The Million Song Dataset(http://millionsongdataset.com/) will be used in this project. It consists of two dataset, 1 million songs and 1 million users. The dataset containing 55 features which we are going to extract some of these features and create our data models as follows:
- Songs(1M): <Track_id, title, song_id, release, artist_id, artist_name, artist_familiarity, artist_hotttnesss , year>
- Artists(44745): <artist_id>
- ArtistsSimilarity(2201916): <artist_id, artist_id>
- ArtistMBtags(24777): <artist_id, MBtags>
- MusicBrainzTags(2321): <MBtags>
- ArtistGenre(1109381): <artist_id, genre>
- Users(1M): <user_id, song_id, played_count>
The song dataset is accessible in two ways, by reading HDF5 hierarchical directories and SQLite database. The aforementioned data models can be created by using pandas and sqlite3 libraries with connecting to SQLite database. The models will be converted from pandas dataframe to pyspark datafram and data extrapolation and data pruning will be handled by pyspark library.
- Content-Based filtering
- Collaborative filtering(user-user)
The two algorithms we will use and compare are the Content-Based Filtering and the Collaborative Filtering. We will use the Content-Based Filtering to recommend music based on a user’s profile. For instance, we will recommend music with the same artist, album, genre and so on, such that we recommend music that has similar content. We will also use the Collaborative Filtering to recommend music based on similar users(user-user). For instance, recommending music from a user’s music history.

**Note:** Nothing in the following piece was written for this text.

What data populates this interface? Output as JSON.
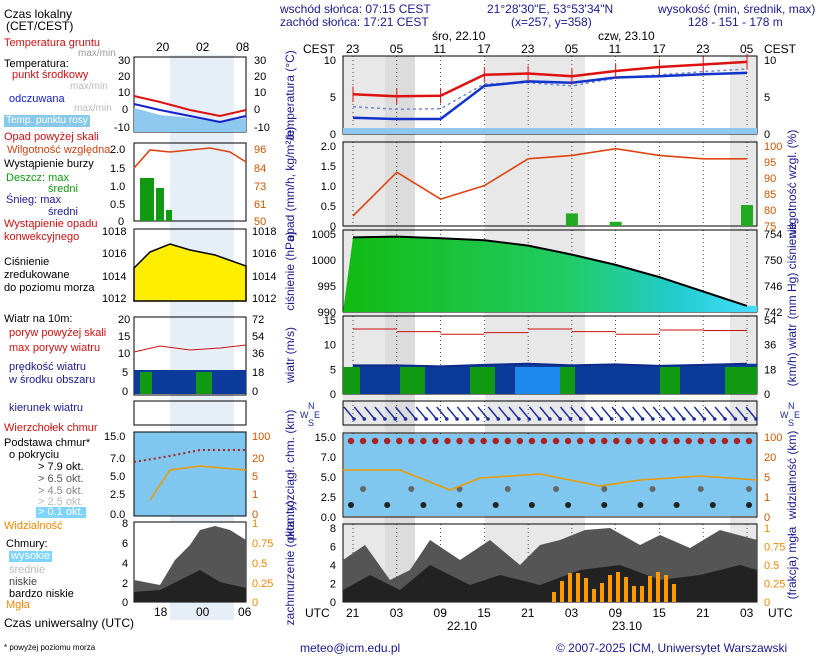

Both of these algorithms will allow us to compare and analyze measure of success. (If the time allows we will implement Latent-Factor algorithm)
In Content-based techniques:
- What genre, song, artist or album would a user prefer to be recommended based on user profile?
- How to find an appropriate feature to be considered in recommendation?
In collaborative techniques:
- How can we use the data set to identify users with similar musical preferences?
- How can features be linked with patterns in users' listening behaviour? (How similar users will be found)
- How can we personalise next-track music recommendations by extracting long-term preference signals from users' long-term listening behaviour, such as favourite songs or favourite artists?
- How to handle the cold-start issue?
Prediction accuracy is generally independent of the user interface and can be estimated offline by implementing different supervised machine learning evaluation metrics. In this part, the different algorithms could be compared. The metrics give insight into how relevant the list of recommended items is. K is chosen as the top number of recommended documents.
- Precision(P@k): the percentage of relevant documents among the top-k documents.
- Recall@k : the percentage of the relevant documents that are succesfully recommended.
- Average precision(Ap@K): the mean of AP@i for i = 1, ..., K.
- Mean average precision(MAP@K): the mean of Ap@K where i = 1, ..., K.
- Personalization (average cosine similarity): gives the dissimilarity between users' lists of recommendations
- pyspark
- pandas
- numPy
- sqlite3
- sklearn
- matplotlib
- seaborn
- h5py
- pytables